The death of a 16-year-old girl this week in the West Australian desert community of Balgo, population 360, is being treated as a suicide and comes two months after the community was plunged into grief by the suicide of a 19-year-old woman there.

The 2019 death toll — and a harrowing coroner’s report into the suicides of 13 indigenous children and young people in WA’s far north between 2012 and 2016 — prompted Mr Wyatt to consider the potential for a new approach to suicide prevention. He has been in talks with state ministers and indigenous people.

Professor Robinson said research showed the long-term risk factors for suicide included adversity experienced from an early age, such as neglect and abuse, compounded in families and communities that were struggling to cope.

“It’s not just about mental health; it’s about the family history of suicidal thoughts, suicidal behaviour, attempts by parents or siblings,” Professor Robinson said.
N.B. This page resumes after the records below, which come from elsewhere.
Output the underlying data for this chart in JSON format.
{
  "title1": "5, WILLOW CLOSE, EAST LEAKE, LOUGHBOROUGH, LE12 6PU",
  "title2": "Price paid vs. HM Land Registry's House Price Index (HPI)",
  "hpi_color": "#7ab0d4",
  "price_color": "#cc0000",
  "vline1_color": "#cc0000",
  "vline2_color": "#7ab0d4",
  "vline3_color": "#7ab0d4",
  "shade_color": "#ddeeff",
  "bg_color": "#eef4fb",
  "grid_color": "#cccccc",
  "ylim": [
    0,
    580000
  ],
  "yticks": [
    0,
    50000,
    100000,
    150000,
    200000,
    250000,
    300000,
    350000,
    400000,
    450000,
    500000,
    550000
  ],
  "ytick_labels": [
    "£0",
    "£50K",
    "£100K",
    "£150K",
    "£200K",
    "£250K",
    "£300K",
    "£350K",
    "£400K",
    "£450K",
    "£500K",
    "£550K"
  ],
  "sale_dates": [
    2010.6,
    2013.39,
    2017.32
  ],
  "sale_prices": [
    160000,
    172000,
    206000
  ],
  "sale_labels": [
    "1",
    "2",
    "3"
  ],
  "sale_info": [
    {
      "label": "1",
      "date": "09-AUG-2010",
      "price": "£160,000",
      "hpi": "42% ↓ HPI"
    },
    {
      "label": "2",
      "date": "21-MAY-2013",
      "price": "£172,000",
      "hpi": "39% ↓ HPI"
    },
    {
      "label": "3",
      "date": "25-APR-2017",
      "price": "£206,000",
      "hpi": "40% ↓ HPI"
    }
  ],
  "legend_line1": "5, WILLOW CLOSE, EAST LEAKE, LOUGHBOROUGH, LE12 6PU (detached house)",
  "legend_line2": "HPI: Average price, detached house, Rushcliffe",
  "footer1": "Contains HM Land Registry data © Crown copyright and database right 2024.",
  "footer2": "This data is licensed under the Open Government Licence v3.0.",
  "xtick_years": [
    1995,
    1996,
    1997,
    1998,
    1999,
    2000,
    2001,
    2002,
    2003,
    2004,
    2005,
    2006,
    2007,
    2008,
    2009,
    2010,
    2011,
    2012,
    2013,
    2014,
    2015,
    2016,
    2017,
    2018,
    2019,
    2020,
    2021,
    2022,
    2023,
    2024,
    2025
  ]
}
He believes one under-recognised conclusion from the evidence before the recent inquest into suicides in WA’s Kimberley region was the absence of support services for families.

That region’s history showed suicidal behaviour arrived after alcohol, cash-based economies and the disintegration of social structures that had existed for thousands of years. Young people had been threatening suicide long before they started to carry those threats out. Once suicidal ideation became established, it was difficult — but not impossible — to stamp out.

Professor Robinson said ­existing support services were not necessarily able to engage with young people well.

Cultural awareness programs were useful if informed by ­evidence.